Now, just plug the coefficients into the Quintic Formula, and...oh, wait, there isn't one.

Fortunately, we can use the Rational Root Theorem to determine that $c = \frac{1}{2}$ is a solution to the first question. This can't be the actual value of $\cos(12°)$ because $\cos$ is decreasing on $[0, 180°]$ and so $\frac{\sqrt{3}}{2} = \cos(30°) < \cos(12°) < \cos(0) = 1$, but it does mean that we can factor out $c - \frac{1}{2}$ to reduce the equation to a quartic.

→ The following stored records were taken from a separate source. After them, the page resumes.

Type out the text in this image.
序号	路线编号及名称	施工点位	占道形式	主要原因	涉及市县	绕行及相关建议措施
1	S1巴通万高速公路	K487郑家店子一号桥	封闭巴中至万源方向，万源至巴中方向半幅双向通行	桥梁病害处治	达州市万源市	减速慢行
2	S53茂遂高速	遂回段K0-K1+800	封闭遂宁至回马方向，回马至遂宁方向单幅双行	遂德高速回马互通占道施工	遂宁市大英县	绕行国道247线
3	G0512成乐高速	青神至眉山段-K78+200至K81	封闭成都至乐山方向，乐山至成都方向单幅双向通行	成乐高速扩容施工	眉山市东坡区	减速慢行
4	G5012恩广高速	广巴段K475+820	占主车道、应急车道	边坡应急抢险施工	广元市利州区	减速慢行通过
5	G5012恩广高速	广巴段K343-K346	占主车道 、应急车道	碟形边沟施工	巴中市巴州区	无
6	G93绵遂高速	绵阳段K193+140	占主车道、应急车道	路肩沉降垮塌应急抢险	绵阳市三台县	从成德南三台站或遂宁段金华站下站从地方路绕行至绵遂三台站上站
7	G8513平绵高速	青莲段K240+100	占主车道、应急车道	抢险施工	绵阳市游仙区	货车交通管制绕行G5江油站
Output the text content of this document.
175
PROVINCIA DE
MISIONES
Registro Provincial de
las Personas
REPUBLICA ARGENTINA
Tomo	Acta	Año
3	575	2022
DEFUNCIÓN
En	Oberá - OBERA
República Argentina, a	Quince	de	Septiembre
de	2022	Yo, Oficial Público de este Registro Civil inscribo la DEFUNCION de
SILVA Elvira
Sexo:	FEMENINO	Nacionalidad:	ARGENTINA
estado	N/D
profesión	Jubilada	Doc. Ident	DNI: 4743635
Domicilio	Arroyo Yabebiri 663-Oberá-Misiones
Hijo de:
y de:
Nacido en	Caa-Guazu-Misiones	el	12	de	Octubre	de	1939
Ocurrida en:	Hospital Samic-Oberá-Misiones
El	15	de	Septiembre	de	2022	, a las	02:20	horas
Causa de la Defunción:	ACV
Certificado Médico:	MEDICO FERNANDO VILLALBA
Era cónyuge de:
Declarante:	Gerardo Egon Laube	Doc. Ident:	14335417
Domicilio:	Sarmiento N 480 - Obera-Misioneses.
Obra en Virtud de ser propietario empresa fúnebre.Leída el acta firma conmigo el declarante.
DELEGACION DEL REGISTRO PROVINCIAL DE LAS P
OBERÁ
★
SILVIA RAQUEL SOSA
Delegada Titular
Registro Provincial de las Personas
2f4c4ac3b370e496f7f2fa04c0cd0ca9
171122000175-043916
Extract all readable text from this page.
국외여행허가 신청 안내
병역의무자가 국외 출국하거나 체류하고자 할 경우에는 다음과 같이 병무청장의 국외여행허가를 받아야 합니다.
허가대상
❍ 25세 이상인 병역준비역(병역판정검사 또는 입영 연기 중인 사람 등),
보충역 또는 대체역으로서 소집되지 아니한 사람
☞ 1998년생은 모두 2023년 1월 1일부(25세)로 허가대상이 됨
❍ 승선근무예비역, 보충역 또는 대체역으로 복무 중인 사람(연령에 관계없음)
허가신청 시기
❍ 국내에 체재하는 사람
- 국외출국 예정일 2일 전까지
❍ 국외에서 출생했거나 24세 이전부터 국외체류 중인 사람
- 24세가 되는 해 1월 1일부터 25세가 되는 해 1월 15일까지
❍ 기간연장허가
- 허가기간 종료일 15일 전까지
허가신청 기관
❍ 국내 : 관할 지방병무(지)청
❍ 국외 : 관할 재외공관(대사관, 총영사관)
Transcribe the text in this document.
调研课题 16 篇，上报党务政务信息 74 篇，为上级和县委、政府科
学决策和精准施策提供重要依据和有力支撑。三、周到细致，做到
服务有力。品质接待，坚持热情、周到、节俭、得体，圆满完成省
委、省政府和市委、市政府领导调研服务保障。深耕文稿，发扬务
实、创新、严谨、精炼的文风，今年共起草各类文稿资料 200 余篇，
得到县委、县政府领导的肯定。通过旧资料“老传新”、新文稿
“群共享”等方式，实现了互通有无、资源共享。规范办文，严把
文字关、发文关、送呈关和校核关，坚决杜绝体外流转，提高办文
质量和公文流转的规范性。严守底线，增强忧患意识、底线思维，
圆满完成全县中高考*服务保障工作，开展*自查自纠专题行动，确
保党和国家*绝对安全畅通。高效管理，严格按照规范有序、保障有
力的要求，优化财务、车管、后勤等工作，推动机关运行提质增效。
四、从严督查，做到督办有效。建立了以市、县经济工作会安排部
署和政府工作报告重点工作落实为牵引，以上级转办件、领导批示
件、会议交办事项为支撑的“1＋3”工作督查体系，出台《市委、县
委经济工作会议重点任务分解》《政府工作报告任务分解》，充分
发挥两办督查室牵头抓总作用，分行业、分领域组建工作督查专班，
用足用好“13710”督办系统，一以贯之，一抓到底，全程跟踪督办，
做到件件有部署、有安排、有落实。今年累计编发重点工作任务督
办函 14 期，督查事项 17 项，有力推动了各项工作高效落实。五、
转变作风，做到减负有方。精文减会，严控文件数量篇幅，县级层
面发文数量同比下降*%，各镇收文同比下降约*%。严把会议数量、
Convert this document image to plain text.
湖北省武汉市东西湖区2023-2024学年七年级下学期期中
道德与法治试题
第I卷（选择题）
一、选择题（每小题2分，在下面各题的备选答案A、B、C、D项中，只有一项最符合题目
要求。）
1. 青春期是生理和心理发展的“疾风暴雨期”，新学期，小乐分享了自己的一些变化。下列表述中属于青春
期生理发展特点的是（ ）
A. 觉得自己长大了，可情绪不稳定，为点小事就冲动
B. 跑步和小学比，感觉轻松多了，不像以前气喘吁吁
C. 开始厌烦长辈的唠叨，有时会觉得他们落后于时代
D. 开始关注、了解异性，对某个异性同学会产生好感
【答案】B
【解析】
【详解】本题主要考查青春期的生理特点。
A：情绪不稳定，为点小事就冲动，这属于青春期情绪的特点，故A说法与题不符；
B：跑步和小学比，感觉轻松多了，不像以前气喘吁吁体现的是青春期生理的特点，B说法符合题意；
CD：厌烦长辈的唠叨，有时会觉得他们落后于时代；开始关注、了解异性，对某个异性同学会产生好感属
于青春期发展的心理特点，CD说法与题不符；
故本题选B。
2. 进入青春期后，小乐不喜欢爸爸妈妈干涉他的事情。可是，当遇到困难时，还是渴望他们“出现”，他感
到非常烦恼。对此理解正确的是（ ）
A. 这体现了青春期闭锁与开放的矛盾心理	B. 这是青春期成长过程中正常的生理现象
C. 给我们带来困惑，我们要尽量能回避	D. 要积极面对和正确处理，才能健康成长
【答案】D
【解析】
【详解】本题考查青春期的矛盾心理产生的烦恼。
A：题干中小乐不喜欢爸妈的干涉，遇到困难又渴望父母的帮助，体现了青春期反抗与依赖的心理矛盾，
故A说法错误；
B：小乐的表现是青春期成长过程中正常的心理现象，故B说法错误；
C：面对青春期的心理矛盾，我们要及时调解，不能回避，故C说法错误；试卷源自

$$16c^4 + 8c^3 - 16c^2 - 8c + 1 = 0$$

Which AFAICT doesn't factor, but maybe we don't need to find an exact value for $c$, as the value that we ultimately want is:

$$4\sin^2(24°)+4\sin(24°)\sin(12°)$$ $$= 4(2cs)^2 + 4(2cs)s$$ $$=16c^2s^2 + 8cs^2$$ $$=16c^2(1-c^2) + 8c(1-c^2)$$ $$=16c^2 - 16c^4 + 8c - 8c^3$$ $$=- 16c^4 - 8c^3 + 16c^2 + 8c$$ $$=-(16c^4 + 8c^3 - 16c^2 - 8c)$$ $$=-(-1)$$ $$=1$$

Gee, it sure was lucky that the target expression happened to work out to be almost the same polynomial we found earlier.